For the last 4 years, the Tasmanian Museum of Old and New Art has been running an installation called The Ladies Lounge. Only people who identify as ladies are allowed to enter. In the lounge, they can sit in luxury and look at famous artworks by Picasso etc, which are not available elsewhere in the museum. They are served champagne and pampered by male butlers. It was meant as a comment on exclusionary men's clubs (which still exist in Australia and elsewhere).
Some dude got upset about it and sued the gallery for entry at the anti-discrimination tribunal. The artist, Kirsha Kaechele, said she was "absolutely delighted" that the exhibit had been taken to court. “The men are experiencing Ladies Lounge, their experience of rejection is the artwork,” she said.
She then turned the tribunal hearing into part of the art as well, by having a group of women observing the hearing dress like her and mimic her every move. They did not disrupt the hearing, and at the end of proceedings they exited the tribunal to the song Simply Irresistible.
Kaechele argued in her defence the Ladies Lounge was a “a response to the lived experience of women forbidden from entering certain spaces throughout history” and promoted equal opportunity.
The tribunal found against the gallery and is ordering them to allow men to enter the exhibit. MONA is removing the exhibit instead.

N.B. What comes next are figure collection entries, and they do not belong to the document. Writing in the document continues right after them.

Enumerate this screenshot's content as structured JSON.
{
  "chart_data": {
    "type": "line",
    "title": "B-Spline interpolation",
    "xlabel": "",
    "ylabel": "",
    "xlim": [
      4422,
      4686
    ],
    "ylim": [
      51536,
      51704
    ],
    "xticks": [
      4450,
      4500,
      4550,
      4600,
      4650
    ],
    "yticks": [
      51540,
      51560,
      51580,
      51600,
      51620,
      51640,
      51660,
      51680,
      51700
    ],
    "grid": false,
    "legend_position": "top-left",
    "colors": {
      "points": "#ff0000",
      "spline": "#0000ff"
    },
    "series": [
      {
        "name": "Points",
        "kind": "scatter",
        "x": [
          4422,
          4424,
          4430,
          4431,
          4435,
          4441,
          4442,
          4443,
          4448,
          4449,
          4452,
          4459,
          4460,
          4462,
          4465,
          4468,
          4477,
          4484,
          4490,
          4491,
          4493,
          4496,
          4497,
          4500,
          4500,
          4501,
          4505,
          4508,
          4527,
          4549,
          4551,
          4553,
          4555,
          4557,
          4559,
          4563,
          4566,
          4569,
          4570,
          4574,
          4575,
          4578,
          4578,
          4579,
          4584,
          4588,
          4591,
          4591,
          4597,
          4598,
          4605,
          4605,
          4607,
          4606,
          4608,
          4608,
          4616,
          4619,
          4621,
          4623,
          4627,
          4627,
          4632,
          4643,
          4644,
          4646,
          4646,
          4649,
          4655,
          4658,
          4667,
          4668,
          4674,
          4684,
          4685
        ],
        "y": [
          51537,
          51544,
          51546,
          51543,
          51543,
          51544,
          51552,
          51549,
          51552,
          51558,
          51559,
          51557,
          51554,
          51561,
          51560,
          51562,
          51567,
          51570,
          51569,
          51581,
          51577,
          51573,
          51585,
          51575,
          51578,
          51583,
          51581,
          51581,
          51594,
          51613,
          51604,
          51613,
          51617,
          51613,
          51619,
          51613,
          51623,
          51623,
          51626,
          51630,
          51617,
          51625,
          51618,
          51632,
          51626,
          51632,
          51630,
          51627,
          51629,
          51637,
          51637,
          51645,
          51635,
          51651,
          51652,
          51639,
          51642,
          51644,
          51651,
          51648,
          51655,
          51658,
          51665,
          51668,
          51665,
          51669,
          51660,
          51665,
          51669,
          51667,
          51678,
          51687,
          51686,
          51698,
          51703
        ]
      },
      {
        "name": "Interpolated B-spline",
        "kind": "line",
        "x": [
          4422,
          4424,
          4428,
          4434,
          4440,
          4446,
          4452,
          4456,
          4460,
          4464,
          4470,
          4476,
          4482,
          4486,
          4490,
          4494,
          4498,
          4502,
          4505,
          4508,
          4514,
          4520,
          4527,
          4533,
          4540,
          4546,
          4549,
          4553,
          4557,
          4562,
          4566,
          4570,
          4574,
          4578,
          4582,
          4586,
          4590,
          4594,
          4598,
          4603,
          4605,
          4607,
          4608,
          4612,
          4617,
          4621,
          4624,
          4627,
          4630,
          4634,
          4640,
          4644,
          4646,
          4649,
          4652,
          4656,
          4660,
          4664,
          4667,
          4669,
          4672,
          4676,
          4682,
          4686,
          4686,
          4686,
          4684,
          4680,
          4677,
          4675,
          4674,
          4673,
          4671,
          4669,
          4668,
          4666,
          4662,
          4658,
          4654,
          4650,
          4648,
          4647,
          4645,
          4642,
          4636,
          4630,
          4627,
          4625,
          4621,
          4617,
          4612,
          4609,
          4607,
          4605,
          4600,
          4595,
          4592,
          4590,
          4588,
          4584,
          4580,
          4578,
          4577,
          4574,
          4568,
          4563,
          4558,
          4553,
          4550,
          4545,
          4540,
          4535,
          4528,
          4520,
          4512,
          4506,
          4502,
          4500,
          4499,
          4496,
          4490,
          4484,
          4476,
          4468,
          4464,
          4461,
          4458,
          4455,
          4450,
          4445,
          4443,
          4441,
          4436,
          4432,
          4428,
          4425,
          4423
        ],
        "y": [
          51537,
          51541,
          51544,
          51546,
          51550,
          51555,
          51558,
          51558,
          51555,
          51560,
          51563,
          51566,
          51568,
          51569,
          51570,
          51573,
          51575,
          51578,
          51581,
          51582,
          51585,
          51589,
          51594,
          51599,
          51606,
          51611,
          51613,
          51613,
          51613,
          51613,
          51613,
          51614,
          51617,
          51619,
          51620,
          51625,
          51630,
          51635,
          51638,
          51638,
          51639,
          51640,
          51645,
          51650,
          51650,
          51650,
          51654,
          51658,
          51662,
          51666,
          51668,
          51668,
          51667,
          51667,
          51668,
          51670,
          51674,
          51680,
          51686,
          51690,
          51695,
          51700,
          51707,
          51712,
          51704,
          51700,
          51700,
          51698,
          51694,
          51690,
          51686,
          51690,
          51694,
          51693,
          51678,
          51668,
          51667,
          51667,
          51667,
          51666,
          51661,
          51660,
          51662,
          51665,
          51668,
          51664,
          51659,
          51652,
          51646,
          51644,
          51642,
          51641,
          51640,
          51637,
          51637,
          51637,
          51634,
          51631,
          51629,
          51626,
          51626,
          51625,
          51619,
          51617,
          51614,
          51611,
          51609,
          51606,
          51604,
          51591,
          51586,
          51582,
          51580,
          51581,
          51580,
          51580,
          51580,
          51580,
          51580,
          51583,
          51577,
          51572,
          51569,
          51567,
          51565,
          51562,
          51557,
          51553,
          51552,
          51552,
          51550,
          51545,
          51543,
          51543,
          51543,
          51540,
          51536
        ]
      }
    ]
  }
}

@fullfathomfive I'd love to know how many people who don't normally identify as women claimed to do so in order to view this exhibit. bc transphobes are screaming that this happens constantly, and this seems like the lowest-stakes "ID as a woman to access women's spaces" scenario out there
like, it's ridiculous to think that a serious man athlete would take hormones to permanently alter his body and then spend months/years being referred to as the wrong name and pronouns simply to compete in women's sports but that a random Australian man wouldn't walk up to an exhibit and say "I identify as a lady" to look at some art and then never see any of the ladies/butlers who had been there again
@fullfathomfive Love the double-take mental image of the Robert Palmer 'Simply Irresistible' video that had a male lead singer with a vapid-looking backup band, except that Palmer was the pretty face and the female band had the serious musical chops.
@fullfathomfive this is extremely funny, I love it. It's also a potentially very interesting case study in what art is. Like really unpacking the claim that "their experience of rejection is the artwork" is probably worth a philosophy thesis.